Policymakers propose broad revamp of credit markets

The nation’s economic policy heads outlined sweeping recommendations to strengthen the nation’s credit markets, calling for stronger licensing standards for mortgage brokers, more due diligence from credit-rating agencies and stronger trading systems for complex instruments in an effort to avoid another credit meltdown.“Regulation needs to catch up with innovation and help restore investor confidence, but not go so far as to create new problems, make our markets less efficient or cut off credit to those who need it,” Treasury Secretary Henry Paulson said during a speech at the National Press Club. “We are encouraging financial institutions to continue to strengthen balance sheets by raising capital and revisiting dividend policies; we need those institutions to continue to lend and facilitate economic growth.”

Paulson, who heads the President’s Working Group on Financial Markets, said that the recommendations emanate from seven months’ work by the group, which is comprised of the heads of the Treasury, the Federal Reserve Board, the Securities and Exchange Commission, the New York Federal Reserve Board and the Commodity Futures Trading Commission.

Specifically, the PWG recommended strengthening the credit markets in the following areas: transparency and disclosure, risk awareness, risk management, capital management, regulatory policies, and market infrastructure.

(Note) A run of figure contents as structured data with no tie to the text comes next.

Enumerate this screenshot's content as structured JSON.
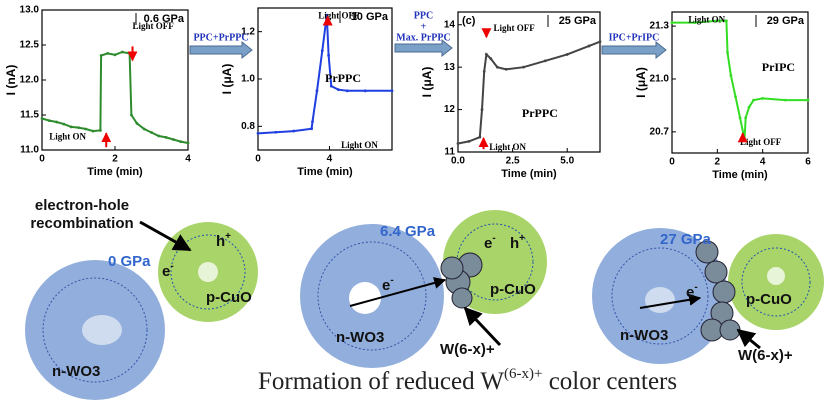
{
  "chart_data": [
    {
      "type": "line",
      "title": "0.6 GPa",
      "ylabel": "I (nA)",
      "xlabel": "Time (min)",
      "color": "#2e8b2e",
      "x": [
        0,
        0.2,
        0.4,
        0.6,
        0.8,
        1.0,
        1.2,
        1.4,
        1.6,
        1.62,
        1.8,
        2.0,
        2.2,
        2.4,
        2.45,
        2.6,
        2.8,
        3.0,
        3.2,
        3.4,
        3.6,
        3.8,
        4.0
      ],
      "values": [
        11.45,
        11.42,
        11.4,
        11.37,
        11.33,
        11.32,
        11.3,
        11.27,
        11.28,
        12.35,
        12.38,
        12.36,
        12.4,
        12.38,
        11.5,
        11.38,
        11.3,
        11.25,
        11.2,
        11.18,
        11.15,
        11.12,
        11.1
      ],
      "xlim": [
        0,
        4
      ],
      "xticks": [
        0,
        2,
        4
      ],
      "ylim": [
        11.0,
        13.0
      ],
      "yticks": [
        {
          "value": 11,
          "label": "11.0"
        },
        {
          "value": 11.5,
          "label": "11.5"
        },
        {
          "value": 12,
          "label": "12.0"
        },
        {
          "value": 12.5,
          "label": "12.5"
        },
        {
          "value": 13,
          "label": "13.0"
        }
      ],
      "annotations": [
        "Light OFF",
        "Light ON"
      ]
    },
    {
      "type": "line",
      "title": "10 GPa",
      "ylabel": "I (μA)",
      "xlabel": "Time (min)",
      "color": "#1f3fe0",
      "x": [
        0,
        1,
        2,
        3,
        3.05,
        3.3,
        3.6,
        3.85,
        3.95,
        4.1,
        4.5,
        5,
        6,
        7.5
      ],
      "values": [
        0.77,
        0.775,
        0.78,
        0.79,
        0.82,
        0.95,
        1.12,
        1.27,
        1.1,
        0.97,
        0.955,
        0.95,
        0.95,
        0.95
      ],
      "xlim": [
        0,
        7.5
      ],
      "xticks": [
        0,
        4
      ],
      "ylim": [
        0.7,
        1.3
      ],
      "yticks": [
        0.8,
        {
          "value": 1,
          "label": "1.0"
        },
        1.2
      ],
      "annotations": [
        "Light OFF",
        "Light ON",
        "PrPPC"
      ]
    },
    {
      "type": "line",
      "title": "25 GPa",
      "panel": "(c)",
      "ylabel": "I (μA)",
      "xlabel": "Time (min)",
      "color": "#444444",
      "x": [
        0,
        0.5,
        1.0,
        1.1,
        1.2,
        1.3,
        1.5,
        1.8,
        2.2,
        3,
        4,
        5,
        6,
        6.5
      ],
      "values": [
        11.2,
        11.25,
        11.35,
        12.0,
        12.9,
        13.3,
        13.2,
        13.0,
        12.95,
        13.0,
        13.15,
        13.3,
        13.5,
        13.6
      ],
      "xlim": [
        0,
        6.5
      ],
      "xticks": [
        {
          "value": 0,
          "label": "0.0"
        },
        2.5,
        {
          "value": 5,
          "label": "5.0"
        }
      ],
      "ylim": [
        11.0,
        14.3
      ],
      "yticks": [
        11,
        12,
        13,
        14
      ],
      "annotations": [
        "Light OFF",
        "Light ON",
        "PrPPC"
      ]
    },
    {
      "type": "line",
      "title": "29 GPa",
      "ylabel": "I (μA)",
      "xlabel": "Time (min)",
      "color": "#33dd22",
      "x": [
        0,
        1,
        2,
        2.4,
        2.45,
        2.6,
        2.8,
        3.0,
        3.2,
        3.25,
        3.4,
        3.6,
        4,
        5,
        6
      ],
      "values": [
        21.32,
        21.32,
        21.33,
        21.33,
        21.15,
        21.02,
        20.9,
        20.78,
        20.66,
        20.78,
        20.84,
        20.88,
        20.89,
        20.88,
        20.88
      ],
      "xlim": [
        0,
        6
      ],
      "xticks": [
        0,
        2,
        4,
        6
      ],
      "ylim": [
        20.58,
        21.38
      ],
      "yticks": [
        20.7,
        {
          "value": 21,
          "label": "21.0"
        },
        21.3
      ],
      "annotations": [
        "Light ON",
        "Light OFF",
        "PrIPC"
      ]
    }
  ],
  "transitions": [
    [
      "PPC+PrPPC"
    ],
    [
      "PPC",
      "+",
      "Max. PrPPC"
    ],
    [
      "IPC+PrIPC"
    ]
  ],
  "diagram": {
    "recombination": [
      "electron-hole",
      "recombination"
    ],
    "pressures": [
      "0 GPa",
      "6.4 GPa",
      "27 GPa"
    ],
    "n_label": "n-WO3",
    "p_label": "p-CuO",
    "electron": {
      "base": "e",
      "sup": "-"
    },
    "hole": {
      "base": "h",
      "sup": "+"
    },
    "defect": "W(6-x)+",
    "caption": {
      "base": "Formation of reduced W",
      "sup": "(6-x)+",
      "rest": " color centers"
    }
  }
}
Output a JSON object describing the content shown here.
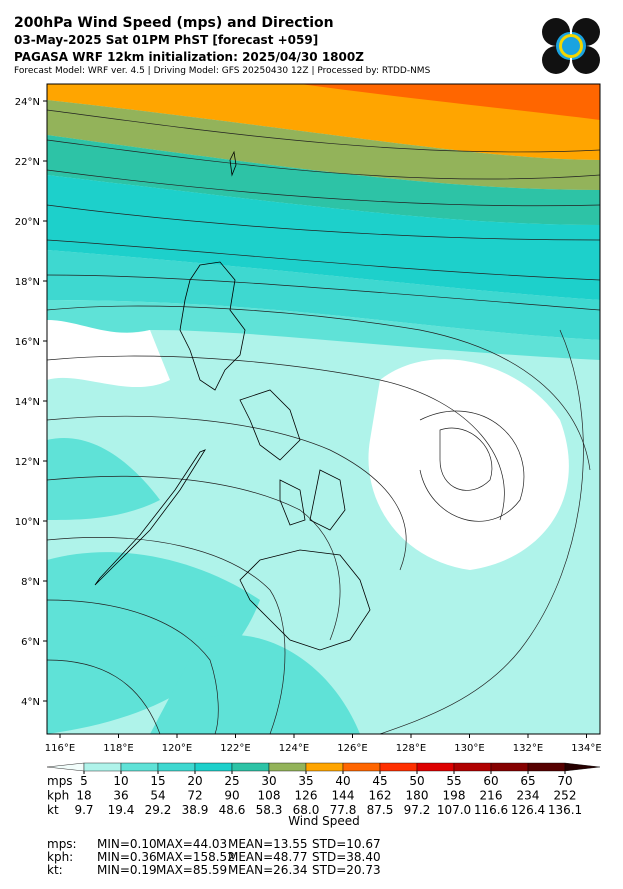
{
  "header": {
    "title": "200hPa Wind Speed (mps) and Direction",
    "subtitle": "03-May-2025 Sat 01PM PhST [forecast +059]",
    "init": "PAGASA WRF 12km initialization: 2025/04/30 1800Z",
    "info": "Forecast Model: WRF ver. 4.5 | Driving Model: GFS 20250430 12Z | Processed by: RTDD-NMS"
  },
  "map": {
    "lat_labels": [
      "24°N",
      "22°N",
      "20°N",
      "18°N",
      "16°N",
      "14°N",
      "12°N",
      "10°N",
      "8°N",
      "6°N",
      "4°N"
    ],
    "lon_labels": [
      "116°E",
      "118°E",
      "120°E",
      "122°E",
      "124°E",
      "126°E",
      "128°E",
      "130°E",
      "132°E",
      "134°E"
    ]
  },
  "colorbar": {
    "colors": [
      "#f2fdfb",
      "#aff3ea",
      "#5fe2d7",
      "#3ed8d0",
      "#1dd0cb",
      "#2dc3a6",
      "#93b35a",
      "#ffa500",
      "#ff6600",
      "#ff3000",
      "#dd0000",
      "#b00000",
      "#850000",
      "#560000",
      "#260000"
    ],
    "rows": [
      {
        "unit": "mps",
        "values": [
          "5",
          "10",
          "15",
          "20",
          "25",
          "30",
          "35",
          "40",
          "45",
          "50",
          "55",
          "60",
          "65",
          "70"
        ]
      },
      {
        "unit": "kph",
        "values": [
          "18",
          "36",
          "54",
          "72",
          "90",
          "108",
          "126",
          "144",
          "162",
          "180",
          "198",
          "216",
          "234",
          "252"
        ]
      },
      {
        "unit": "kt",
        "values": [
          "9.7",
          "19.4",
          "29.2",
          "38.9",
          "48.6",
          "58.3",
          "68.0",
          "77.8",
          "87.5",
          "97.2",
          "107.0",
          "116.6",
          "126.4",
          "136.1"
        ]
      }
    ],
    "label": "Wind Speed"
  },
  "stats": [
    {
      "unit": "mps:",
      "items": [
        "MIN=0.10",
        "MAX=44.03",
        "MEAN=13.55",
        "STD=10.67"
      ]
    },
    {
      "unit": "kph:",
      "items": [
        "MIN=0.36",
        "MAX=158.52",
        "MEAN=48.77",
        "STD=38.40"
      ]
    },
    {
      "unit": "kt:",
      "items": [
        "MIN=0.19",
        "MAX=85.59",
        "MEAN=26.34",
        "STD=20.73"
      ]
    }
  ]
}
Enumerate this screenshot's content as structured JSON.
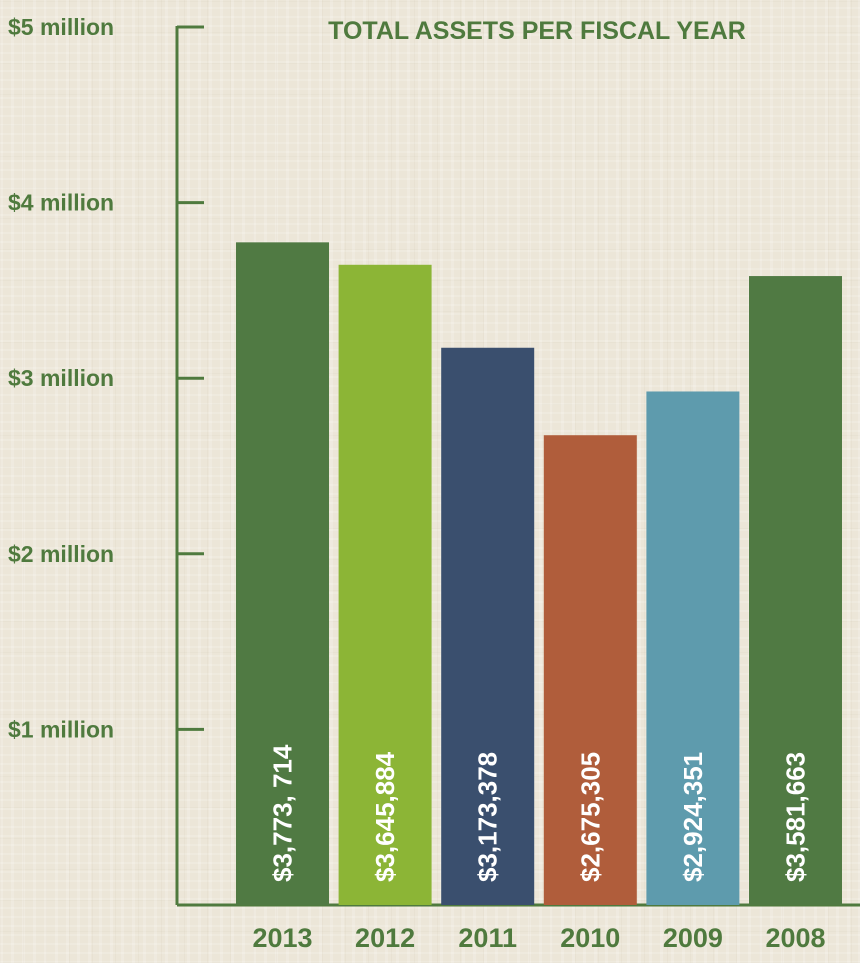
{
  "chart_data": {
    "type": "bar",
    "title": "TOTAL ASSETS PER FISCAL YEAR",
    "categories": [
      "2013",
      "2012",
      "2011",
      "2010",
      "2009",
      "2008"
    ],
    "values": [
      3773714,
      3645884,
      3173378,
      2675305,
      2924351,
      3581663
    ],
    "data_labels": [
      "$3,773, 714",
      "$3,645,884",
      "$3,173,378",
      "$2,675,305",
      "$2,924,351",
      "$3,581,663"
    ],
    "bar_colors": [
      "#507a43",
      "#8cb536",
      "#3a4f6e",
      "#b05d3b",
      "#5e9bad",
      "#507a43"
    ],
    "yticks": [
      1000000,
      2000000,
      3000000,
      4000000,
      5000000
    ],
    "ytick_labels": [
      "$1 million",
      "$2 million",
      "$3 million",
      "$4 million",
      "$5 million"
    ],
    "ylim": [
      0,
      5000000
    ],
    "grid": false,
    "legend": "none",
    "axis_color": "#4f7a3e",
    "text_color": "#ffffff"
  }
}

Paulson stressed that state and local regulators need to strengthen oversight of mortgage originators, while credit rating agencies must “perform robust due diligence” of originators of assets that are securitized or used as collateral for structured products.

Federal Reserve Chair Ben Bernanke called the recommendations an “appropriate and effective response to deficiencies in our financial framework that contributed to the current turmoil in financial markets,” in a statement.

Securities and Exchange Commission Chairman Christopher Cox said that the agency would use its new authority to address rating agency issues to restore investor confidence.

“This effort is not about finding excuses and scapegoats. Those who committed fraud or wrongdoing have contributed to the current problems; authorities need to and are prosecuting them. But poor judgment and poor market practices led to mistakes by all participants,” Paulson said.